The art of remembering is the core of my approach to memoir coaching. The more alive and detailed your memories, the more compelling your writing.
We don’t generally think of remembering as an art. But in remembering— as in art—we draw on our creative skills and imaginations. As we hold images from the past in our minds, we creatively engage with them. We learn to appreciate memories for their emotional power and, sometimes, also their beauty.
When we’re writing a memoir, remembering is not a passive activity. We need to actively respond to the moods and textures of images from the past. If we allow memories to confront us and move us, they show us who we are, then and now. If we listen to them, they speak to us of what Mary Oliver famously called our ‘one wild and precious life’.
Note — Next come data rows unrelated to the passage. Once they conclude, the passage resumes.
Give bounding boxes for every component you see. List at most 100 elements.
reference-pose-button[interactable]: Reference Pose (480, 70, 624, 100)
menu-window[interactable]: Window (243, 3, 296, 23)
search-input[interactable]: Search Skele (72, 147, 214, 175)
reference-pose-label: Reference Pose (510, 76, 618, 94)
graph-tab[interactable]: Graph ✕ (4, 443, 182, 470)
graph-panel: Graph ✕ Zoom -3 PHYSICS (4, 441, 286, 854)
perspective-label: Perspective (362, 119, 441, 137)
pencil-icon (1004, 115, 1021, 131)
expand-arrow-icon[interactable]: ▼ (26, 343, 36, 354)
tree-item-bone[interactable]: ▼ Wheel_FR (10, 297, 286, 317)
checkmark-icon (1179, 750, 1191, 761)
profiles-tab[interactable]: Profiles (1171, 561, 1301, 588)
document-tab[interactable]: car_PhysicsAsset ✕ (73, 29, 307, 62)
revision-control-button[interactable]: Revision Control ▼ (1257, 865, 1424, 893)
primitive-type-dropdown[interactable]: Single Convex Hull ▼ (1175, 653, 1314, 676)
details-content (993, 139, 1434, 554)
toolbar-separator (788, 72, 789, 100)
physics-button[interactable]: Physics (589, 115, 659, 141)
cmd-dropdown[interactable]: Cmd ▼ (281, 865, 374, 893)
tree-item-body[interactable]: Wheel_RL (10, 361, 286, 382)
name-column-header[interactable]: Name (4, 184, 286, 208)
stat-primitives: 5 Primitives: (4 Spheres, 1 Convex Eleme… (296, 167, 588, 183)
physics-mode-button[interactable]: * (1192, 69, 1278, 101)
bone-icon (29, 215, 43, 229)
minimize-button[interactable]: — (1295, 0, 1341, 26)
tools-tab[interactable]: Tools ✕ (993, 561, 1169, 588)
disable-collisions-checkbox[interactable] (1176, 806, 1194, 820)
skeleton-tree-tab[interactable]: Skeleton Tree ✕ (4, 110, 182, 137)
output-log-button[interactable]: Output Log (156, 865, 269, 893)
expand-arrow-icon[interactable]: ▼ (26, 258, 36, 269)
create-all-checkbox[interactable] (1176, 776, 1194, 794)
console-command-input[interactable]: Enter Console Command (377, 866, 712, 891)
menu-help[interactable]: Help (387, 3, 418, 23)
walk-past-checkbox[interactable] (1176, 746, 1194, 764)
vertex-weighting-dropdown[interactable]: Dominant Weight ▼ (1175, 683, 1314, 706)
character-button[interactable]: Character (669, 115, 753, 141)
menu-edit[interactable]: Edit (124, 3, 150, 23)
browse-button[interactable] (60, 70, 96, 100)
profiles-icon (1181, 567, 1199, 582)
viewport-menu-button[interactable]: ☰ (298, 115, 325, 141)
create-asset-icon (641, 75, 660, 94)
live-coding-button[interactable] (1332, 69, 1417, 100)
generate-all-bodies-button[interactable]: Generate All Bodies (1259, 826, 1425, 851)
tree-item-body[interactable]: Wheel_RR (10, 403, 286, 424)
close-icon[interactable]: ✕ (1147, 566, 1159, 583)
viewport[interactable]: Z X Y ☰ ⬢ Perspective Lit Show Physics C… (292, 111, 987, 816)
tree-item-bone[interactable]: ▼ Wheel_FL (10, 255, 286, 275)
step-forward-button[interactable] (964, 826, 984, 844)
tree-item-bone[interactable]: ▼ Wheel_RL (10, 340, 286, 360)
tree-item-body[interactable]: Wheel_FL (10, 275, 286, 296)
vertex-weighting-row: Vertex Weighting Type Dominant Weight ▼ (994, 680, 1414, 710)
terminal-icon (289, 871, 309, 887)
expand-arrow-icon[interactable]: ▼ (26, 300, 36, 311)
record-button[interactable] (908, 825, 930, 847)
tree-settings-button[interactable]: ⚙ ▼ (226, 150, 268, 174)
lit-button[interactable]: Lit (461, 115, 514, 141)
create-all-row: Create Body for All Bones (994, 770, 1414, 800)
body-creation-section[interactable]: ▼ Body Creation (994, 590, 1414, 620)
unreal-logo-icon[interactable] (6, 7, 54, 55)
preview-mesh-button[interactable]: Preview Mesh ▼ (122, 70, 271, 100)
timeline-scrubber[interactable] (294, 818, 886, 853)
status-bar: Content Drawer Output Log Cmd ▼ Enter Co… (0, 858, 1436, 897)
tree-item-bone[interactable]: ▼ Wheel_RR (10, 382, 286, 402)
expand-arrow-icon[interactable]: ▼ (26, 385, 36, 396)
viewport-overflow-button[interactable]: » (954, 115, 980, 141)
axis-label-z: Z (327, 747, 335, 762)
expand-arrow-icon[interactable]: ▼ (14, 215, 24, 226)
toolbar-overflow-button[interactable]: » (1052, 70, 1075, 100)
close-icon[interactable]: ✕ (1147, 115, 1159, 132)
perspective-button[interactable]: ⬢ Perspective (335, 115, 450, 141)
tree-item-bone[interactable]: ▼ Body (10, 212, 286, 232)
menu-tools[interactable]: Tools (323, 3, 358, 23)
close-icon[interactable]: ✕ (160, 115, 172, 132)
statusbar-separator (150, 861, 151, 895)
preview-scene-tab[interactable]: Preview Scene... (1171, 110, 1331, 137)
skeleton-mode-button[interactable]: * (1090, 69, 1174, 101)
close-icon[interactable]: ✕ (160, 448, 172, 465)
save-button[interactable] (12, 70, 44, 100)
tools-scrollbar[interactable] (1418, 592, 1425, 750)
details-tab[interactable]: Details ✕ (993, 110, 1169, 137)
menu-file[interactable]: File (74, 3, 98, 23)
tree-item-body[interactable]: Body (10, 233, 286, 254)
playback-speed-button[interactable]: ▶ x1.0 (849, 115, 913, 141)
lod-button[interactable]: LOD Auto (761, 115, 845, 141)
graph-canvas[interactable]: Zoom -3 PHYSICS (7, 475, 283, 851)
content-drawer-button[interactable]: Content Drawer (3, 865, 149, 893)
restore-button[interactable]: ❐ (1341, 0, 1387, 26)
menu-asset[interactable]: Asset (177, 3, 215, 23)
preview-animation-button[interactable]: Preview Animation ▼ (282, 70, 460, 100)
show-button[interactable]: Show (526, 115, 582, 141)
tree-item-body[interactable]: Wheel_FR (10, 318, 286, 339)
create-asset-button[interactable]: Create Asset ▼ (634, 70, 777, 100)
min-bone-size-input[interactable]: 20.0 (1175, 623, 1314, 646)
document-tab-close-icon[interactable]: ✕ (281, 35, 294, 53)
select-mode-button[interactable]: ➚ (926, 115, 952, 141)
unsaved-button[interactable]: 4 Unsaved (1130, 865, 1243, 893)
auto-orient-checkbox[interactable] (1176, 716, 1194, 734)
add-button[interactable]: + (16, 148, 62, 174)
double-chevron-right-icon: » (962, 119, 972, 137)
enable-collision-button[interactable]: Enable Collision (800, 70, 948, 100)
Even the slightest memory can become significant. It’s a matter of taking time to explore it and plumb its depths. A compelling story depends for its power on the quality of our remembering. When we intentionally go back into our past, we see, hear, taste, touch and smell again the details of scenes. We recollect their mood and temperature, and we feel again the emotions of that time.
Imagine you’re standing in front of the house or apartment building you lived in at the time your memoir is set. Walk up to the front door. Walk through the rooms. Go to the room where you were most yourself. Start writing. What is happening in that room at this moment? Who is there? What are they doing? What can you see? Hear? Smell? What are you feeling?
Let yourself write whatever comes to mind. This memory might take you to another memory. Let yourself follow it. Write for as long as you feel the momentum of the writing. This memory will connect you to the self of your story. You will see yourself as you were then, distinct in some ways from who you are now.
These reclaimed details are the stuff of your writing. They give it energy and colour. They turn the pages—for you and for your readers.
As I wrote my story, my memories revealed myself to me, and I was intrigued. I’m still amazed by the power of memories. When you turn remembering into an art, people from your past come to life. You appreciate who you are and what really matters to you. But most importantly for memoir writing, remembering is the source of your story.